Spezia, Borghese: “Siamo un gruppo unito che lotta per un unico obiettivo”

ULTIMO AGGIORNAMENTO 15:41

SPEZIA BORGHESE DICHIARAZIONI CONFERENZA STAMPA / LA SPEZIA – In conferenza stampa è intervenuto oggi per lo Spezia il difensore Borghese, divenuto subito uno dei leader dello spogliatoio della formazione allenata da Giovanni Stroppa, nonostante sia arrivato solo quest’estate dal Bari. Tornando anche sul pareggio di Trapani, il calciatore ha dichiarato, come riportato dal sito ufficiale del club ligure: “Veniamo da un pareggio su un campo di certo non facile, ma quelli rammaricati siamo noi perché, nonostante l’equilibrio, meritavamo qualcosa in più, abbiamo fatto la partita, cercato di giocare, creato i presupposti per essere pericolosi. Loro si sono affidati quasi esclusivamente al lancio lungo per Mancosu; è una cosa che provano sistematicamente, a volte un po’ casuale; su dieci volte otto è fuorigioco; ma una squadra come la nostra non può e non deve concedere le altre due occasioni. Per mirare ad obiettivi importanti serve più attenzione. Mancosu veloce? Per quanto possa essere un buon giocatore, io mi tengo stretto i miei Sansovini, Ebagua, Catellani, Ferrari e via dicendo. Noi andiamo sempre in campo per vincere, ma, per quella che è la mia filosofia, se non si può vincere, non si deve perdere e il punto di Trapani muove comunque la classifica. Se pareggi è più facile anche andare a correggere gli errori perché hai comunque raccolto qualcosa, non sei a zero.

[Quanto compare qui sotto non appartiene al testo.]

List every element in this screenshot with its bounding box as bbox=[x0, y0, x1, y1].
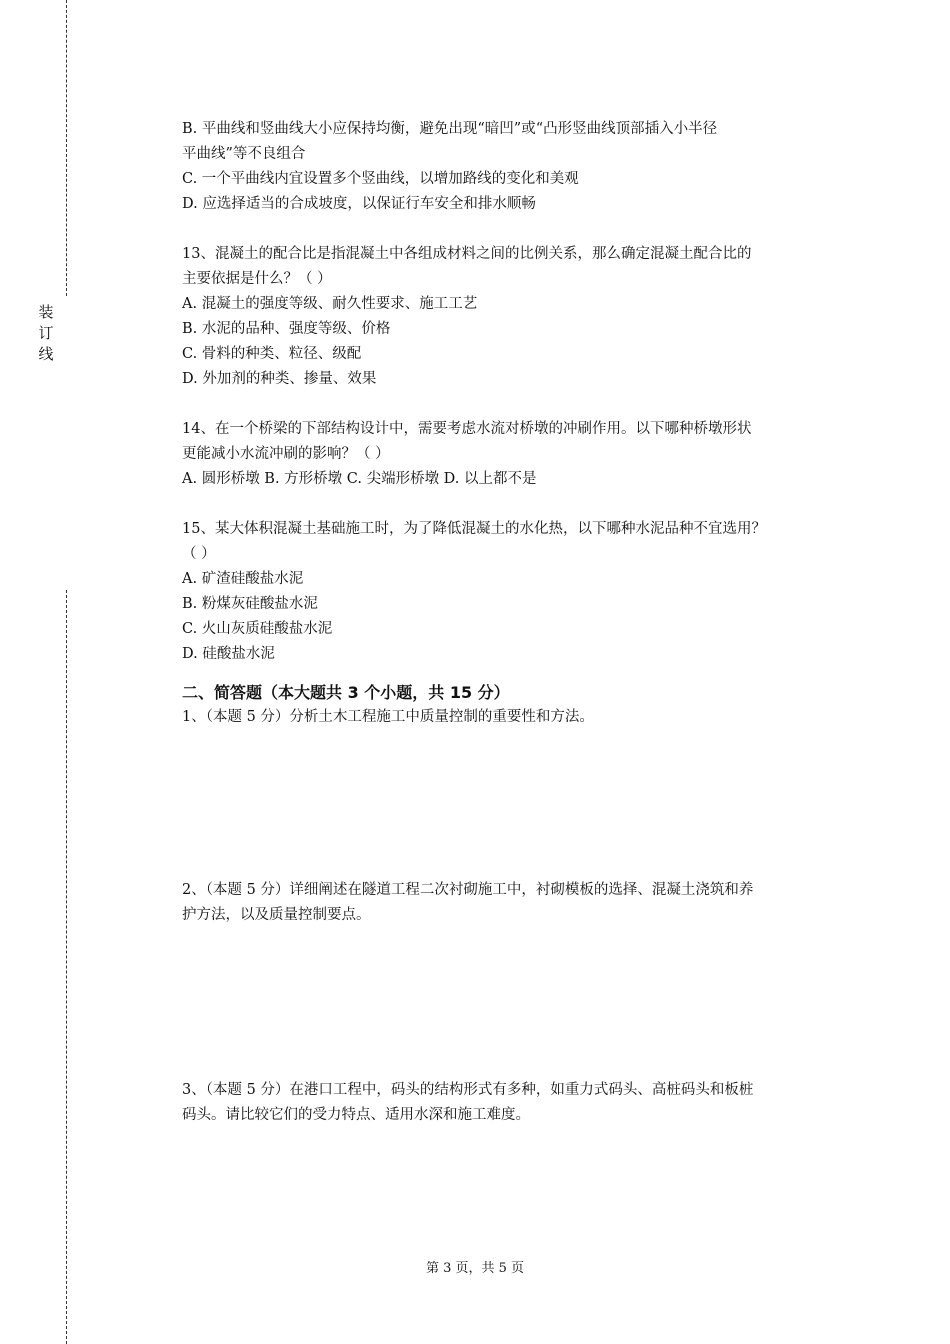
q15-option-a: A. 矿渣硅酸盐水泥 bbox=[182, 571, 304, 587]
short-answer-q2-line2: 护方法，以及质量控制要点。 bbox=[182, 907, 371, 923]
spacer bbox=[182, 392, 854, 417]
q12-option-b-line1: B. 平曲线和竖曲线大小应保持均衡，避免出现“暗凹”或“凸形竖曲线顶部插入小半径 bbox=[182, 121, 718, 137]
answer-space bbox=[182, 730, 854, 878]
page-footer: 第 3 页，共 5 页 bbox=[425, 1261, 525, 1276]
q13-option-d: D. 外加剂的种类、掺量、效果 bbox=[182, 371, 377, 387]
binding-line-bottom bbox=[66, 590, 67, 1344]
q13-option-b: B. 水泥的品种、强度等级、价格 bbox=[182, 321, 391, 337]
q15-stem-line1: 15、某大体积混凝土基础施工时，为了降低混凝土的水化热，以下哪种水泥品种不宜选用？ bbox=[182, 521, 766, 537]
q15-stem-line2: （ ） bbox=[182, 546, 216, 562]
binding-line-top bbox=[66, 0, 67, 296]
binding-char: 订 bbox=[38, 324, 54, 342]
q13-stem-line2: 主要依据是什么？（ ） bbox=[182, 271, 332, 287]
q14-stem-line1: 14、在一个桥梁的下部结构设计中，需要考虑水流对桥墩的冲刷作用。以下哪种桥墩形状 bbox=[182, 421, 752, 437]
spacer bbox=[182, 217, 854, 242]
q13-stem-line1: 13、混凝土的配合比是指混凝土中各组成材料之间的比例关系，那么确定混凝土配合比的 bbox=[182, 246, 752, 262]
q13-option-c: C. 骨料的种类、粒径、级配 bbox=[182, 346, 362, 362]
short-answer-q3-line2: 码头。请比较它们的受力特点、适用水深和施工难度。 bbox=[182, 1107, 530, 1123]
q15-option-c: C. 火山灰质硅酸盐水泥 bbox=[182, 621, 333, 637]
short-answer-q2-line1: 2、（本题 5 分）详细阐述在隧道工程二次衬砌施工中，衬砌模板的选择、混凝土浇筑和养 bbox=[182, 882, 754, 898]
binding-char: 装 bbox=[38, 303, 54, 321]
q12-option-d: D. 应选择适当的合成坡度，以保证行车安全和排水顺畅 bbox=[182, 196, 536, 212]
q12-option-b-line2: 平曲线”等不良组合 bbox=[182, 146, 306, 162]
q12-option-c: C. 一个平曲线内宜设置多个竖曲线，以增加路线的变化和美观 bbox=[182, 171, 579, 187]
q13-option-a: A. 混凝土的强度等级、耐久性要求、施工工艺 bbox=[182, 296, 478, 312]
q15-option-b: B. 粉煤灰硅酸盐水泥 bbox=[182, 596, 318, 612]
q15-option-d: D. 硅酸盐水泥 bbox=[182, 646, 275, 662]
binding-char: 线 bbox=[38, 345, 54, 363]
answer-space bbox=[182, 928, 854, 1078]
spacer bbox=[182, 492, 854, 517]
short-answer-q1: 1、（本题 5 分）分析土木工程施工中质量控制的重要性和方法。 bbox=[182, 709, 594, 725]
q14-stem-line2: 更能减小水流冲刷的影响？（ ） bbox=[182, 446, 390, 462]
binding-label bbox=[36, 302, 56, 365]
section-title-short-answer: 二、简答题（本大题共 3 个小题，共 15 分） bbox=[182, 683, 510, 702]
exam-content bbox=[182, 117, 854, 1128]
short-answer-q3-line1: 3、（本题 5 分）在港口工程中，码头的结构形式有多种，如重力式码头、高桩码头和板桩 bbox=[182, 1082, 754, 1098]
q14-options: A. 圆形桥墩 B. 方形桥墩 C. 尖端形桥墩 D. 以上都不是 bbox=[182, 471, 537, 487]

Capisco che ai tifosi il quarto pari di fila faccia storcere il naso, ma noi siamo tranquilli perché siamo consci di stare lavorando durante, nella giusta direzione e le vittorie arriveranno. Per ora siamo attaccati al treno, un paio di vittorie di fila e si può fare il salto. Questo è un gruppo affiatato, che suda e lotta per un obiettivo comune, per la maglia.
Il mio impiego? Per quanto mi riguarda non valgono gli obiettivi personali, io sono parte di un gruppo, di un gran gruppo ed è l’unica cosa che conta. Che io parta titolare o dalla panchina, che giochi da difensore o in emergenza davanti, il mio unico compito è quello di dare tutto, dare sempre il massimo. Contro il Brescia eravamo in svantaggio e ho cercato di dare una mano alla squadra con le mie caratteristiche, ma sono e rimango un difensore ed il mio primo scopo è quello di non far prendere gol alla squadra.
Sabato si torna in campo e noi siamo pronti per la battaglia che ci aspetta; sarà una gara da vincere, lo sappiamo bene; rispetto per il Modena, è un’ottima squadra, ma noi siamo lo Spezia. L’ambiente sarà come sempre molto caldo, i nostri tifosi ci sosterranno fino alla fine e questo farà la differenza perché non è facile trovare una piazza come questa. Non voglio essere scontato, ma se lavoriamo duro come stiamo facendo e diamo il massimo in campo, faremo bene.
Il feeling con i tifosi? E’ scattato subito e di questo li ringrazio. Li vorrei ringraziare uno ad uno, ma l’unico modo che ho a disposizione è in campo e voglio farmi trovare pronto. Io sono felice della scelta fatta, sono in una squadra importante con obiettivi ambiziosi; la città è ideale per me e per il mio carattere. Posso solo fare del mio meglio ora”.